I got off the phone with the border people in Canada and they said I need to get all my wife's jewelry appraised! Called around and it costs $150 for three rings to get them appraised. We don't have much in the way of jewelry, just a small hand full. Plus I have some gold and a TON silver coins. How on earth am I going to get all that appraised? 

Anyone else have to get all their "valuables" appraised? Is this really necessary since my wedding ring is basically part of my body now?


----------



## Raymapleleaf (Nov 1, 2008)

*hi this looks over the top?*



nmreich said:


> I got off the phone with the border people in Canada and they said I need to get all my wife's jewelry appraised! Called around and it costs $150 for three rings to get them appraised.

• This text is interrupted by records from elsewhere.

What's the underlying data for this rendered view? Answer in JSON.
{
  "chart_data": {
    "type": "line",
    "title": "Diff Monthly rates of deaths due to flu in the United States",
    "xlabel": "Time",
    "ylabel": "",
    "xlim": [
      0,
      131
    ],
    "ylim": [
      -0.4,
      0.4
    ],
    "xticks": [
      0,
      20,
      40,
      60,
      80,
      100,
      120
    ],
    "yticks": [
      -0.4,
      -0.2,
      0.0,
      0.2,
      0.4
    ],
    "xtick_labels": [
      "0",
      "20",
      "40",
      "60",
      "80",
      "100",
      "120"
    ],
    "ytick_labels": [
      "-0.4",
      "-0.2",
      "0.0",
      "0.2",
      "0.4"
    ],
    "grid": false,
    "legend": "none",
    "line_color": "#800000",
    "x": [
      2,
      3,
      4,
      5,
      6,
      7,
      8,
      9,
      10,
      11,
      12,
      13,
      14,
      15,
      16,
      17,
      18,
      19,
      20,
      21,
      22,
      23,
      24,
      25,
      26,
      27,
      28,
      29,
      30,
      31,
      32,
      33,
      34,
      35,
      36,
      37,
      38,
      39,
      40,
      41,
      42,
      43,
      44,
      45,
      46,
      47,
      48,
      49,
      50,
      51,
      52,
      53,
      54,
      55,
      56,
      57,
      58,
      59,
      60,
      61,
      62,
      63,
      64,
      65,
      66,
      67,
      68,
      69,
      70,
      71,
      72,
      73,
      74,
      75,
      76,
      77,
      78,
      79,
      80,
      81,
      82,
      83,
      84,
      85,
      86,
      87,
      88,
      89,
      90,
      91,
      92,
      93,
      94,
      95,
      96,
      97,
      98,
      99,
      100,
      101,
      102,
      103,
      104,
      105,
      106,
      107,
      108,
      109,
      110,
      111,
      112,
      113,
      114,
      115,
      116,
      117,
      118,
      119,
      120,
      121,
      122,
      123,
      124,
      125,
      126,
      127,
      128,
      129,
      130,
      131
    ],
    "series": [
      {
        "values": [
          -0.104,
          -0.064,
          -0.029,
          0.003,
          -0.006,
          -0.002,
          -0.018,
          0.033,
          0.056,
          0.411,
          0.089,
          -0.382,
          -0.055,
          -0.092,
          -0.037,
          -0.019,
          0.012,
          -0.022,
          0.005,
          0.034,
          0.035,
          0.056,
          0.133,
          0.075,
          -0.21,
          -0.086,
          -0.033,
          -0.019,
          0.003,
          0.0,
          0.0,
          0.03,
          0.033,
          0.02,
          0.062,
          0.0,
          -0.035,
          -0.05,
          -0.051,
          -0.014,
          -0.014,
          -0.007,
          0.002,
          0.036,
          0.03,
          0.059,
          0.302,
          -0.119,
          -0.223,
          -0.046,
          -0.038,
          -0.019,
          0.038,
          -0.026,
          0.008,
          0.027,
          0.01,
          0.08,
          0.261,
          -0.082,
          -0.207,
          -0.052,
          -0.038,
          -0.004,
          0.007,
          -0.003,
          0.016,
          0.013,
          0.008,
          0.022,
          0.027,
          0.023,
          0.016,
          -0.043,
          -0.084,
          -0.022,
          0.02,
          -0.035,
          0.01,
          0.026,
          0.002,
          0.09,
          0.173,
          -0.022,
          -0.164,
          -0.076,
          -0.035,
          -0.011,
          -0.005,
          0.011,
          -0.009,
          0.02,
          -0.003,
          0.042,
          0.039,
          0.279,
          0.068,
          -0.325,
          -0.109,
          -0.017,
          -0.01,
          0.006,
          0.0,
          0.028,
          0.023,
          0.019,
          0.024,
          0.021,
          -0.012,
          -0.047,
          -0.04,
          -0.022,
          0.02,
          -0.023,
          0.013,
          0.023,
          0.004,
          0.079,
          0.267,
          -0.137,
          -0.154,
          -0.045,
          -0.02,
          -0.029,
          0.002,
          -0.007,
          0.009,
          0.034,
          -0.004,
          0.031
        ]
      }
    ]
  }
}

We don't have much in the way of jewelry, just a small hand full. Plus I have some gold and a TON silver coins. How on earth am I going to get all that appraised?
> 
> Anyone else have to get all their "valuables" appraised? Is this really necessary since my wedding ring is basically part of my body now?


this can not be needed i have not read this on the P.R forms


----------



## nmreich (Feb 16, 2009)

Raymapleleaf said:


> this can not be needed i have not read this on the P.R forms


Hmmm.... technically it is not part of the Permanent Resident application, HOWEVER since I am importing all of my belongings, then technically under form B4A I must declare approximate value - and specifically for jewelery I am supposed to have it appraised and photos taken by the appraiser. Canada immigration is nuts. Too many little details. 

My wife's permanent resident application is now at 127 PAGES LONG!


----------



## nmreich (Feb 16, 2009)

Here is the link:

Settlement.Org Links to: http://www.cbsa-asfc.gc.ca/publications/pub/rc4151-eng.html

Here is the statement:



> Since jewellry is difficult to describe accurately, it is best to use the wording from your insurance policy or jeweller’s appraisal and to include photographs that have been dated and signed by the jeweller or a gemologist. You should describe each item of jewellry on the list of goods you submit. This information makes it easier to identify them when you first enter Canada, and later on when you return from a trip abroad with this jewellry.


----------



## misrahmita (May 17, 2011)

thanks for your sharing........................


----------



## DavidHudson (Apr 7, 2010)

Wait till our things arrive on 26th and I'll let you know if we have a problem. Things that are on your person I can't imagine would be a problem and we haven't had jewellery appraised and it's too late now as it's on the high seas in a crate.


----------